Differential Diagnosis of Erythema Below the Left Ankle with Recent Non-Pressure Ulcer
The erythema surrounding a non-pressure ulcer below the left ankle most likely represents infection (requiring assessment of severity), but you must systematically exclude peripheral arterial disease, Charcot neuroarthropathy, venous insufficiency, and less common causes through specific clinical and objective testing.
Primary Diagnostic Consideration: Infection
Diagnose infection when ≥2 of the following inflammatory signs are present: local swelling/induration, erythema >0.5 cm around the wound, local tenderness or pain, local warmth, or purulent discharge 1.
Infection Severity Classification
- Mild (Grade 2): Erythema extending <2 cm from wound margin, involving only skin/subcutaneous tissue, no systemic signs 1
- Moderate (Grade 3): Erythema ≥2 cm from wound margin OR involvement of deeper structures (tendon, muscle, joint, bone) 1
- Severe (Grade 4): Any infection with ≥2 SIRS criteria (temperature >38°C or <36°C, heart rate >90 bpm, respiratory rate >20 breaths/min, WBC >12,000 or <4,000/mm³) 1
Critical caveat: Patients with peripheral neuropathy may lack pain/tenderness, and those with limb ischemia may have decreased erythema and warmth, making infection harder to diagnose 1. In these cases, look for secondary findings: non-purulent secretions, friable/discolored granulation tissue, foul odor, or failure to heal despite proper treatment 1.
Mandatory Vascular Assessment
You cannot assume adequate perfusion based on clinical appearance alone—objective testing is mandatory because up to 50% of diabetic foot ulcers have concomitant peripheral arterial disease (PAD), which dramatically increases amputation risk 2.
Bedside Vascular Testing (Perform Immediately)

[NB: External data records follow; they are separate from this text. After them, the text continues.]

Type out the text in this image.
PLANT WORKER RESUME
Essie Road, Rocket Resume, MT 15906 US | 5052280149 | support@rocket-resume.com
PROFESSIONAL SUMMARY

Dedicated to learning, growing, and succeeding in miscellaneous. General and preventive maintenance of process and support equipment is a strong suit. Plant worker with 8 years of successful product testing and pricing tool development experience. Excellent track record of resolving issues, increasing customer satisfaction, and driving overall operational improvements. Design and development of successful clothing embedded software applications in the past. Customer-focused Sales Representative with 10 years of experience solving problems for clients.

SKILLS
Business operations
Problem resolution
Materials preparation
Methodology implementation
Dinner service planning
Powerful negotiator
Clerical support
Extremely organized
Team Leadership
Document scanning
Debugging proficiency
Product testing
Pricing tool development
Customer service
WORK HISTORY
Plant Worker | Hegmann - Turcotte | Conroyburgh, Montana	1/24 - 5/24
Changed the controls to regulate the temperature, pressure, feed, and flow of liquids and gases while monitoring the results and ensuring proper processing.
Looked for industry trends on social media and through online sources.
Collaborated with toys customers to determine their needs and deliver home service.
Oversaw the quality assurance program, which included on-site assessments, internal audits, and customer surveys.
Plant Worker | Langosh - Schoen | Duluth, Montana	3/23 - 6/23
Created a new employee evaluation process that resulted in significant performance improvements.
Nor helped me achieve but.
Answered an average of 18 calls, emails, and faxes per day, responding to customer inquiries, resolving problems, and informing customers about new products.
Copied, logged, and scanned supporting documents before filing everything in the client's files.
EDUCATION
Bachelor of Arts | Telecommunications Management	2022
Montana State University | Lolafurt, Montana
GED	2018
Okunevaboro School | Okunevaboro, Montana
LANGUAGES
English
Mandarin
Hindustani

- Palpate dorsalis pedis and posterior tibial pulses bilaterally 1, 2
- Measure ankle-brachial index (ABI): <0.9 confirms PAD; <0.5 indicates severe ischemia requiring urgent intervention 1, 2
- Assess Doppler arterial waveforms: Triphasic waveforms largely exclude PAD 1
- If ABI >1.3 (non-compressible vessels): Measure toe pressure—values <30 mmHg or transcutaneous oxygen pressure (TcPO₂) <25 mmHg require urgent vascular imaging and revascularization 1, 2
The combination of infection and PAD creates particularly high risk for major limb amputation and requires emergency treatment 1.
Charcot Neuroarthropathy
Consider active Charcot when the foot with ulcer remains warmer than the contralateral foot with persistent erythema and edema, especially if the patient has loss of protective sensation 1.
Key Distinguishing Features
- Unilateral warmth: Affected foot 2-3°C warmer than contralateral side 1
- Persistent erythema and edema despite infection treatment 1
- Flattened midfoot architecture on weight-bearing radiographs 1
- MRI findings: Diffuse bone marrow edema in multiple bones (navicular, cuneiforms, cuboid, metatarsal bases) without discrete abscess or sinus tract 1
This is a critical distinction because Charcot requires offloading rather than antibiotics, though both conditions can coexist 1.
Venous Insufficiency
Venous leg ulcers typically present with 3, 4:
- Location: Medial malleolus (gaiter area), not typically below ankle
- Associated findings: Hemosiderin deposition, lipodermatosclerosis, varicose veins, pitting edema
- Erythema pattern: More diffuse, associated with stasis dermatitis rather than localized around wound
Less Common Causes to Consider
Arterial Ulcer Characteristics
- Location: Distal toes, lateral malleolus, pressure points 5, 4
- Appearance: Punched-out, pale wound base, minimal granulation tissue 5
- Associated findings: Absent pulses, cool extremity, dependent rubor, pallor on elevation 5
Other Differential Diagnoses
- Necrotizing fasciitis: Disproportionate pain, rapid progression, systemic toxicity, crepitus 6
- Hematoma/bruising: History of trauma, purple discoloration without warmth 6
- Incontinence-associated dermatitis: Moisture exposure history, diffuse erythema 6
- Autoimmune/vasculitic ulcers: Systemic symptoms, multiple lesions, atypical locations 3
Diagnostic Algorithm
Immediate Assessment (First Visit)
- Classify infection presence and severity using ≥2 inflammatory signs 1
- Perform bedside vascular testing: Pulse palpation, ABI, Doppler waveforms 1, 2
- Obtain plain radiographs (weight-bearing, two views minimum): Assess for osteomyelitis, foreign bodies, Charcot changes 2
- Probe wound depth: Positive probe-to-bone test makes osteomyelitis highly probable 2
- Compare temperature bilaterally: >2°C difference suggests Charcot 1
Laboratory Testing
- If infection suspected: WBC, CRP, blood glucose 1
- Obtain wound cultures after debridement (not swabs) 1
- Blood cultures if systemic signs present 1
Advanced Imaging Indications
Order urgent vascular imaging (duplex ultrasound, CTA, MRA) if 1, 2:
- Toe pressure <30 mmHg
- TcPO₂ <25 mmHg
- Ankle pressure <50 mmHg
- ABI <0.5
- Ulcer fails to improve within 6 weeks despite optimal management
- Plain radiographs negative but probe-to-bone positive (rule out osteomyelitis)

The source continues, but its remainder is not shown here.